We were moved when the group sang a song in our honor; the words were related to the suffering of Jews in the Nazi era and the hope that only happy and better times lie ahead for us. (The Albanians are proud to announce that Albania was the only country overrun by the Nazis where there were more Jews at the end of the war than at the beginning. Not one Jew was killed, and many refugees were taken in from bordering states.) This evening of polyphonic singing took place on Israeli Independence Day and ended with all of us singing “Shalom Aleichem.”
IT WAS a fascinating experience to meet the local people. Whereas 70% of Albanians today are Muslim, the coastal area where we walked comprises mainly Orthodox Christians who have family and other connections with nearby Greece. Many of them speak Greek. Monasteries and chapels in villages like Old Dhermi are returning to life after half a century of disuse. Eyes opened wide when we said that we live in Jerusalem.

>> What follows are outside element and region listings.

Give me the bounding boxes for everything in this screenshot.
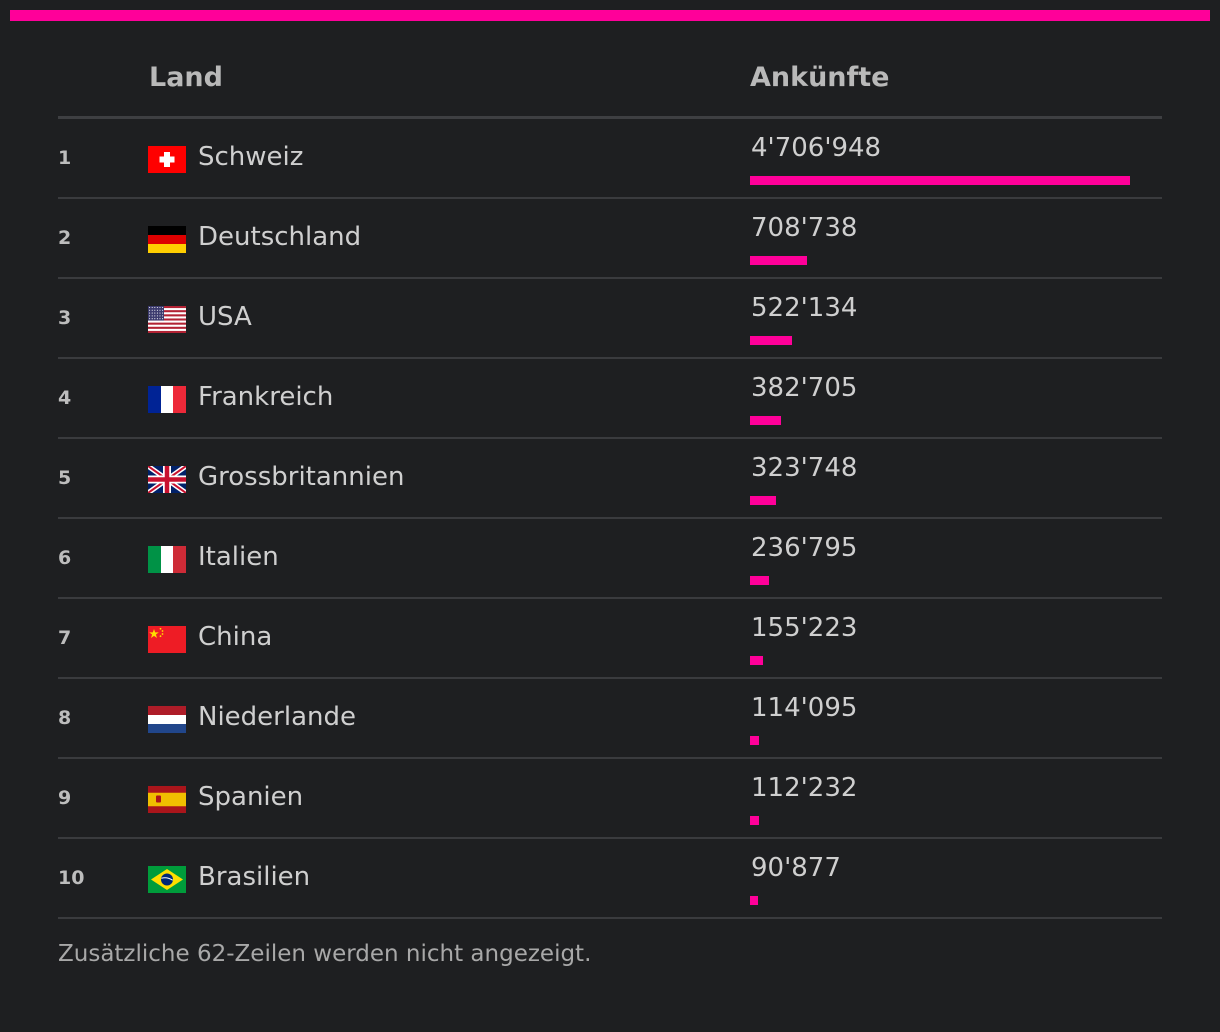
column-header-ankuenfte: Ankünfte — [750, 62, 890, 93]
arrivals-value: 382'705 — [751, 373, 858, 403]
ranking-table: Land Ankünfte 1 Schweiz 4'706'948 2 Deutschl… — [58, 40, 1162, 919]
table-row: 4 Frankreich 382'705 — [58, 359, 1162, 439]
swiss-flag-icon — [148, 146, 186, 173]
country-name: Schweiz — [198, 142, 304, 172]
table-header: Land Ankünfte — [58, 40, 1162, 119]
rank-number: 6 — [58, 547, 72, 569]
rank-number: 7 — [58, 627, 72, 649]
country-name: Brasilien — [198, 862, 311, 892]
column-header-land: Land — [149, 62, 223, 93]
country-name: Deutschland — [198, 222, 362, 252]
table-body: 1 Schweiz 4'706'948 2 Deutschland 708'738 3 USA… — [58, 119, 1162, 919]
arrivals-value: 155'223 — [751, 613, 858, 643]
table-row: 6 Italien 236'795 — [58, 519, 1162, 599]
arrivals-bar — [750, 256, 807, 265]
table-row: 1 Schweiz 4'706'948 — [58, 119, 1162, 199]
arrivals-value: 323'748 — [751, 453, 858, 483]
arrivals-value: 236'795 — [751, 533, 858, 563]
arrivals-bar — [750, 496, 776, 505]
accent-bar — [10, 10, 1210, 21]
footnote: Zusätzliche 62-Zeilen werden nicht angez… — [58, 941, 592, 967]
table-row: 7 China 155'223 — [58, 599, 1162, 679]
french-flag-icon — [148, 386, 186, 413]
country-name: Niederlande — [198, 702, 356, 732]
rank-number: 2 — [58, 227, 72, 249]
country-name: Grossbritannien — [198, 462, 405, 492]
uk-flag-icon — [148, 466, 186, 493]
italian-flag-icon — [148, 546, 186, 573]
rank-number: 3 — [58, 307, 72, 329]
table-row: 10 Brasilien 90'877 — [58, 839, 1162, 919]
arrivals-bar — [750, 896, 758, 905]
arrivals-value: 114'095 — [751, 693, 858, 723]
arrivals-value: 90'877 — [751, 853, 841, 883]
arrivals-bar — [750, 416, 781, 425]
rank-number: 10 — [58, 867, 85, 889]
country-name: USA — [198, 302, 252, 332]
arrivals-value: 4'706'948 — [751, 133, 882, 163]
german-flag-icon — [148, 226, 186, 253]
table-row: 9 Spanien 112'232 — [58, 759, 1162, 839]
arrivals-value: 708'738 — [751, 213, 858, 243]
country-name: Italien — [198, 542, 279, 572]
brazilian-flag-icon — [148, 866, 186, 893]
arrivals-bar — [750, 816, 759, 825]
spanish-flag-icon — [148, 786, 186, 813]
arrivals-value: 112'232 — [751, 773, 858, 803]
rank-number: 5 — [58, 467, 72, 489]
country-name: China — [198, 622, 273, 652]
rank-number: 8 — [58, 707, 72, 729]
arrivals-bar — [750, 736, 759, 745]
arrivals-bar — [750, 656, 763, 665]
table-row: 3 USA 522'134 — [58, 279, 1162, 359]
usa-flag-icon — [148, 306, 186, 333]
rank-number: 4 — [58, 387, 72, 409]
dutch-flag-icon — [148, 706, 186, 733]
arrivals-bar — [750, 176, 1130, 185]
table-row: 5 Grossbritannien 323'748 — [58, 439, 1162, 519]
country-name: Spanien — [198, 782, 304, 812]
table-row: 2 Deutschland 708'738 — [58, 199, 1162, 279]
rank-number: 1 — [58, 147, 72, 169]
arrivals-bar — [750, 336, 792, 345]
arrivals-bar — [750, 576, 769, 585]
chinese-flag-icon — [148, 626, 186, 653]
table-row: 8 Niederlande 114'095 — [58, 679, 1162, 759]
arrivals-value: 522'134 — [751, 293, 858, 323]
rank-number: 9 — [58, 787, 72, 809]
country-name: Frankreich — [198, 382, 334, 412]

Attitudes to religion appeared to be eclectic. It is not unusual to meet a family whose members belong to different religions, one to Islam, one to Christianity. Widespread tolerance is shown, with neighbors paying respects to each other on their festive days.

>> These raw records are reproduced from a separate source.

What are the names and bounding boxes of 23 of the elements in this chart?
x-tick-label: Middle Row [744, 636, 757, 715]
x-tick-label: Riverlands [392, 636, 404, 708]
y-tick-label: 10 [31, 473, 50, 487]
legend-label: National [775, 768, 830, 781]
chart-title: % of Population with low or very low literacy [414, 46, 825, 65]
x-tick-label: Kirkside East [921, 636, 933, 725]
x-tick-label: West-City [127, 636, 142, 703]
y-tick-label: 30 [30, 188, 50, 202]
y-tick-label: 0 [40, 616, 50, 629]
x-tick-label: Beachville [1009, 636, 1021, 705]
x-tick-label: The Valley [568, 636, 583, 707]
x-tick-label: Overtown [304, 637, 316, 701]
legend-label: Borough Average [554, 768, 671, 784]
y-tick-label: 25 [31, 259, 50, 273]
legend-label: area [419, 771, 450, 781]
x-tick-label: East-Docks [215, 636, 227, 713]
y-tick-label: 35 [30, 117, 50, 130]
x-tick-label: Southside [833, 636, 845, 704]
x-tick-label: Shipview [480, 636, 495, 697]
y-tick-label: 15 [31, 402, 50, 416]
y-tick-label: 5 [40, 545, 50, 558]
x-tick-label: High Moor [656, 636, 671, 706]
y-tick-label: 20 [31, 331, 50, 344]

As we walked from village to village, we generally stayed in local hotels. The warm welcome and pride in their beautiful country, inevitably accompanied by great curiosity as to why we were visiting, more than compensated for poor services.
When a hotel owner in Qeparo personally went out fishing for our dinner – before starting his day’s work as mayor of the town – and then served us homemade wine as we sat watching the sun set over the Ionian Sea, the lack of hot water faded into insignificance. From his young daughter we learned that they did not remember foreigners ever coming to their hotel.
Communication was not easy. Local people did not speak English and we barely managed to master half a dozen Albanian words. But the effort was worthwhile. Every faleminderit (thank you) we produced was rewarded with smiles, and hugs that completely transformed their sometimes severe and suspicious facial expressions. We had only to look at their faces to be reminded of the hardship they had lived through.
In the village of Piluri there was no hotel, so we stayed with local families. And here, for the first time, we really sensed how tough life could be in Albania. Without a word in common, we all felt overwhelmed by the warmth of the hospitality offered by these exhausted, hardworking farmers. In the home where I slept, there was no hot water, and washing facilities were almost nonexistent.
The wife cooked on a gas burner in the corner of the bedroom and kept her few foodstuffs in a cupboard. In the morning, her husband, dressed in his best suit, sat opposite us as we ate a huge breakfast of fresh, boiled milk, homemade cheese and butter, bread, sweet tea, Turkish coffee and Raki. We were each given a gift of a hard-boiled egg for the journey that lay ahead. The wife spent some time in the bedroom adjusting her headscarf before she was ready for a picture. Only after many more kisses and hugs were we allowed to go on our way.
It is our hope that this marked the beginning of the Albanian bed and breakfast industry.
We then found ourselves back in Saranda. But our adventure was not over. One last and special treat awaited us: the Butrint National Park, a World Heritage site just south of the port of Saranda.
The ancient city, inhabited since prehistoric times, comprises at least 10 archeological sites and a diverse range of natural resources and wildlife habitats that support 14 globally endangered species. Its best known monuments, dating from the 4th century BCE, include the acropolis and the lower city, which contains bath houses, temples, palaces, and a fine theater. From the early Byzantine period we saw the basilica and baptistry with its spectacular mosaic floor.
The park, extending beyond the city borders, comprises a rich selection of Mediterranean flora and fauna all beautifully preserved and nurtured in a completely natural style.
Shortly thereafter we were home, sharing with family and friends what had now become memories.